Ethnicity is an important demographic variable contributing to interindividual variability in drug metabolism and response. In this rapidly expanding research area many genetic factors that account ...for the effects of ethnicity on pharmacokinetics, pharmacodynamics, and drug safety have been identified. This review focuses on recent developments that have improved understanding of the molecular mechanisms responsible for such interethnic differences.

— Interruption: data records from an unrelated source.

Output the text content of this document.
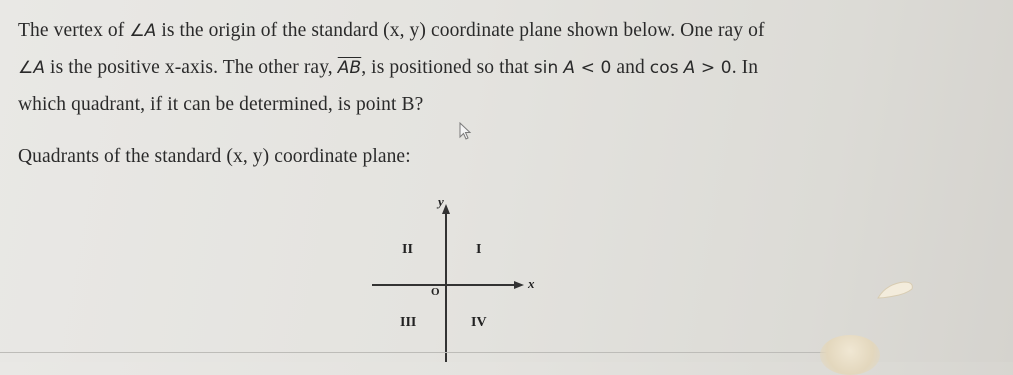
The vertex of ∠A is the origin of the standard (x, y) coordinate plane shown below. One ray of
∠A is the positive x-axis. The other ray, $\overline{AB}$, is positioned so that sin A < 0 and cos A > 0. In
which quadrant, if it can be determined, is point B?
Quadrants of the standard (x, y) coordinate plane:
y
x
O
I
II
III	IV
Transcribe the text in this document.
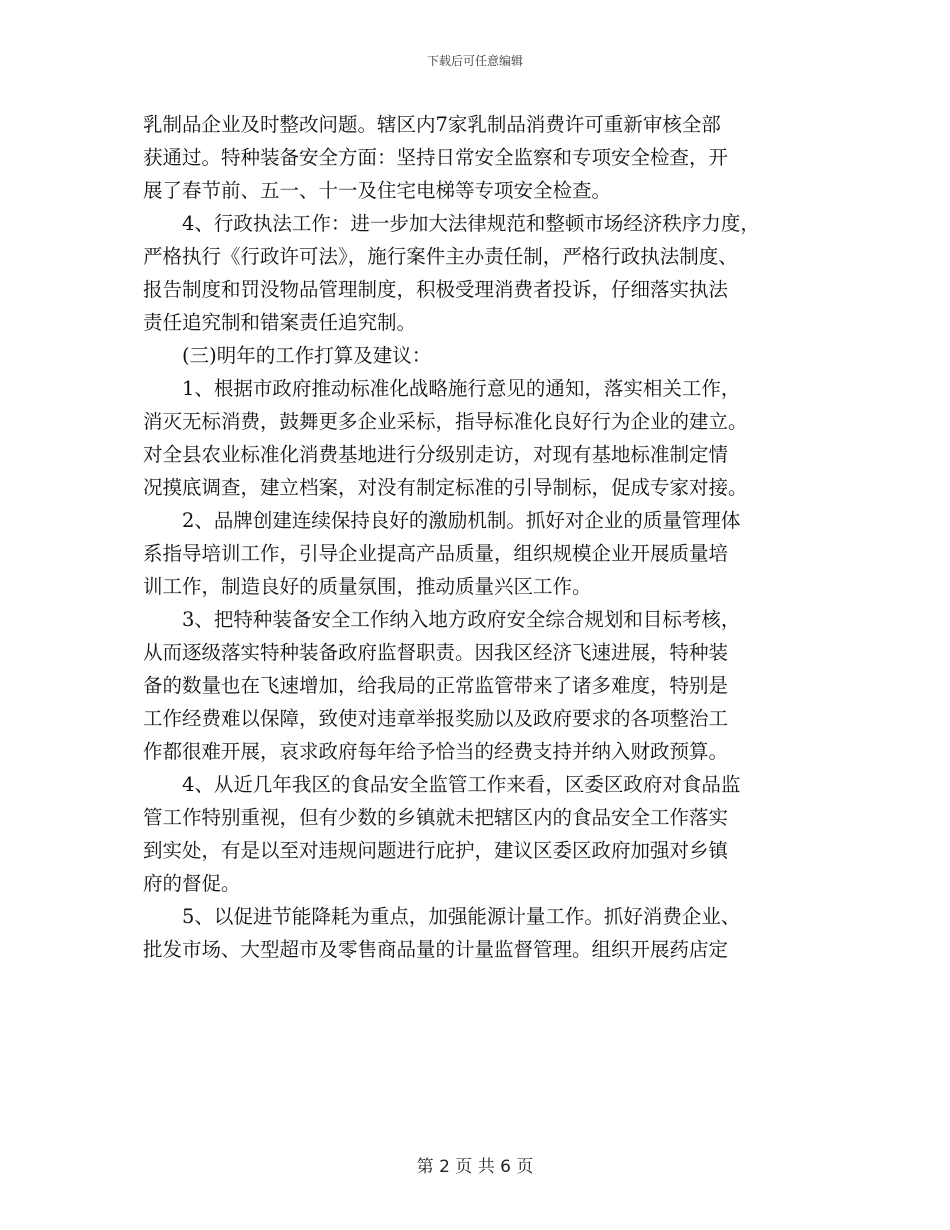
下载后可任意编辑
乳制品企业及时整改问题。辖区内7家乳制品消费许可重新审核全部
获通过。特种装备安全方面：坚持日常安全监察和专项安全检查，开
展了春节前、五一、十一及住宅电梯等专项安全检查。
　　4、行政执法工作：进一步加大法律规范和整顿市场经济秩序力度，
严格执行《行政许可法》，施行案件主办责任制，严格行政执法制度、
报告制度和罚没物品管理制度，积极受理消费者投诉，仔细落实执法
责任追究制和错案责任追究制。
　　(三)明年的工作打算及建议：
　　1、根据市政府推动标准化战略施行意见的通知，落实相关工作，
消灭无标消费，鼓舞更多企业采标，指导标准化良好行为企业的建立。
对全县农业标准化消费基地进行分级别走访，对现有基地标准制定情
况摸底调查，建立档案，对没有制定标准的引导制标，促成专家对接。
　　2、品牌创建连续保持良好的激励机制。抓好对企业的质量管理体
系指导培训工作，引导企业提高产品质量，组织规模企业开展质量培
训工作，制造良好的质量氛围，推动质量兴区工作。
　　3、把特种装备安全工作纳入地方政府安全综合规划和目标考核，
从而逐级落实特种装备政府监督职责。因我区经济飞速进展，特种装
备的数量也在飞速增加，给我局的正常监管带来了诸多难度，特别是
工作经费难以保障，致使对违章举报奖励以及政府要求的各项整治工
作都很难开展，哀求政府每年给予恰当的经费支持并纳入财政预算。
　　4、从近几年我区的食品安全监管工作来看，区委区政府对食品监
管工作特别重视，但有少数的乡镇就未把辖区内的食品安全工作落实
到实处，有是以至对违规问题进行庇护，建议区委区政府加强对乡镇
府的督促。
　　5、以促进节能降耗为重点，加强能源计量工作。抓好消费企业、
批发市场、大型超市及零售商品量的计量监督管理。组织开展药店定
第 2 页 共 6 页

Genetic variations that may provide a molecular basis for ethnic differences in drug metabolizing enzymes (CYP 2C9, 2C19, 2D6, and 3A4), drug transporter (P-glycoprotein), drug receptors (adrenoceptors), and other functionally important proteins (eNOS and G proteins) are discussed. A better understanding of the molecular basis underlying ethnic differences in drug metabolism, transport, and response will contribute to improved individualization of drug therapy.